The 2010 IPNI soil test report highlights changes in Michigan soil nutrient levels

The median P level of Michigan soils declined by 7 ppm and median K level declined by 18 ppm in 2010 compared to 2005. The soil pH change was minor. There was a substantial increase in the number of soil tests performed.

The International Plant Nutrition Institute (IPNI) has released the 2010 report of soil tests in North America. Approximately 4.4 million samples from 63 university and private laboratories were included. Soil tests indicate the relative capacity of soil to provide nutrients to plants. The Michigan data for median phosphorus (P) and potassium (K) and soil pH is summarized in Table 1.

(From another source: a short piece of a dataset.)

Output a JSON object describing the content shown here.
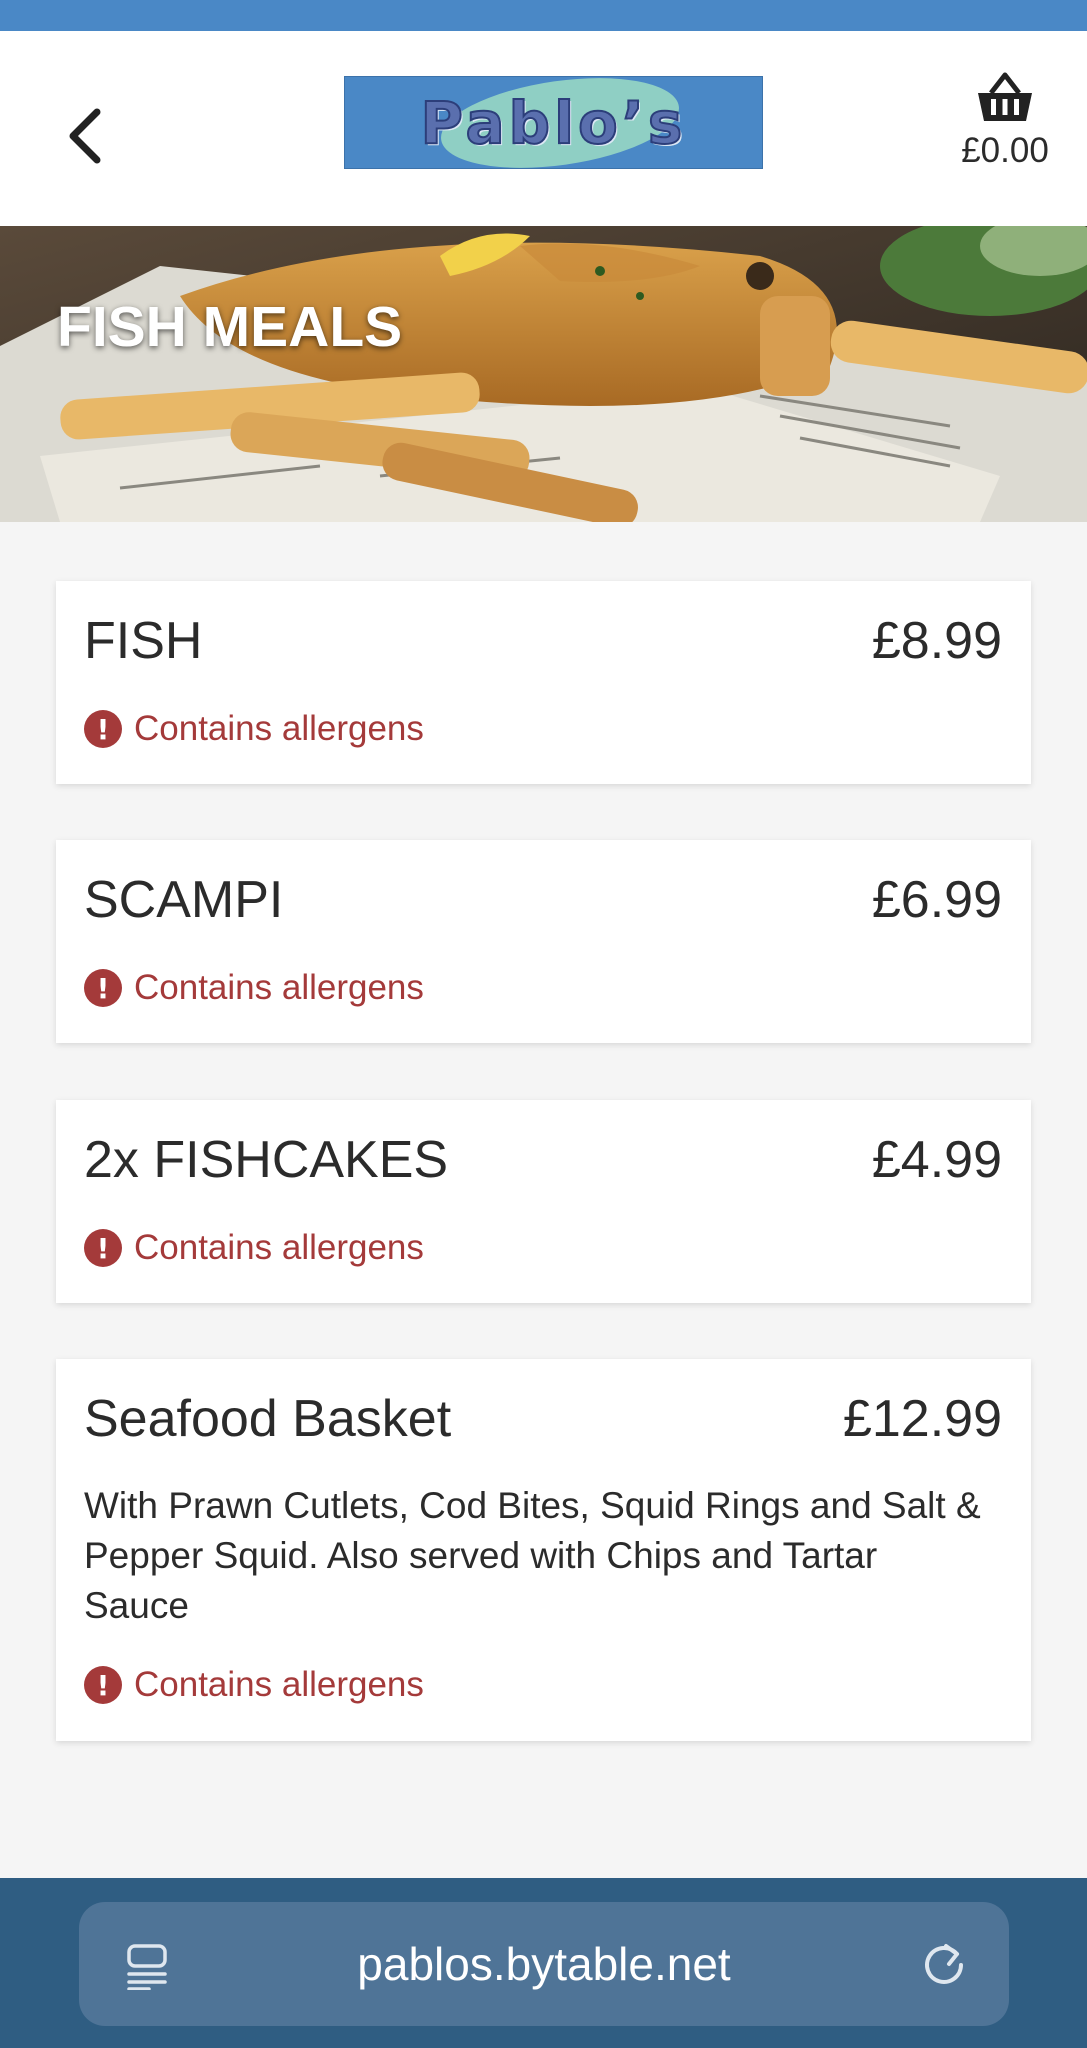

Table 1. The median soil P and K and pH levels in Michigan.

Year * Bray P1 (ppm) K (ppm) Soil pH
2001 50 128 6.5
2005 49 149 6.6
2010 42 131 6.7

* The data is based on approximately 67,927 samples in 2001;
98,297 in 2005; and 198,915 in 2010.

The median P levels declined by 7 ppm in 2010 compared to 2005. Since soil P levels are highly buffered, this decline is slow but significant. The median K declined by 18 ppm. To some extent, these declines reflect crop removal rates in excess of P and K additions. Soil pH change was minor. This report, Soil Test Levels in North America 2010, is available at the IPNI website.

This report also shows the frequency distributions of soil magnesium (Mg), sulfur (S), zinc (Zn) and chloride (Cl) levels. Of particular interest was the increase in frequency of soils testing low for S which is consistent with reports of increasing S deficiency in crops. Most scientists do not consider soil tests for S to be of good diagnostic value, rather tissue tests are preferred.

There was a substantial increase in soil tests in 2010 compared to 2005. In the Corn Belt region, the number of soil tests represented about a 50 percent increase. It is encouraging that agricultural producers are increasingly relying on soil testing as a guide to nutrient management decisions. Most university fertilizer recommendations are based on agronomic, economic and environmental considerations.